When the journalist David Barsamian asked Indian writer and political activist Arundhati Roy about her travels in the United States, she admitted that she was amazed how insular a nation America really was. “When you live outside it, and you come here, it’s almost shocking how insular it is. And how puzzled people are — and how curious, now I realize, about what other people think, because its just been blocked out.”
Thus, Roy may not be surprised that when the Tyndall Report broke down the nightly newscasts of the three main networks in the US (ABC, NBC, and CBS), the top Indian story was the appearance of two uninvited guests at the White House dinner for Manmohan Singh.
As the IPS noted this weekend, much can be learned about America’s news diet from the Tyndall Report’s review of 2009 which ranks the airtime given to various issues on the nation’s top three nightly half-hour news broadcasts.
So what were Americans watching? Health care reform and the H1N1 virus dominated the airwaves. Afghanistan received more coverage than Iraq for the first time since the invasion of Iraq (735 minutes to 169 minutes). The international focus was certainly on the Middle East as Israel and Palestine were given 132 minutes (102 of those during the siege of Gaza). Iran’s election and nuclear program was also a central international story with 194 minutes and Ethiopian piracy garnered a considerable amount of press with 112 minutes.
Important to consider when looking at these numbers is the dynamic of the American media after the 2008 election during which producers spent a great deal of time reporting on the campaigns.
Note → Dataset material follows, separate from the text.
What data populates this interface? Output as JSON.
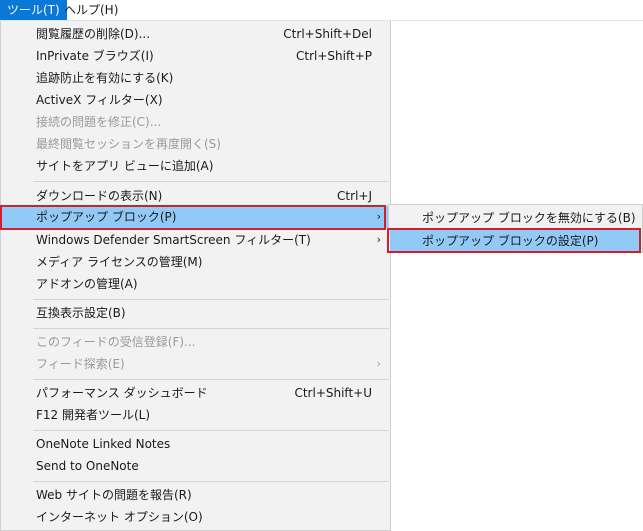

As the analyst behind this report, Andrew Tyndall, told the IPS, “…you had an entire news hole that was devoted to the 2008 election that became available for other stories, and only a minority of that news hole reverted to international news coverage.”
In fact, network reporting on international affairs has declined over the last twenty years and Latin America and Africa received conspicuously little coverage according to last year’s figures. Thus, another IPS story about the increasing numbers of Americans who are turning toward global broadcasters such as Russia Today, the BBC, and Al Jazeera should come as no surprise.
As insular as America may be, the paradox of an increasingly connected world and an increasingly narrow-minded news media is an obvious one.
Well. This isn’t necessarily an American phenomenon. For instance, in South America all “national” networks could fit the same profile described on Tyndall’s report. Exception granted to Telesur.
In Europe the news coverage goes along the lines described on the article on Eurocentrism published just a couple of days ago in this blog.
So essentially what the report tells us is how mainstream media is there to consolidate a world view.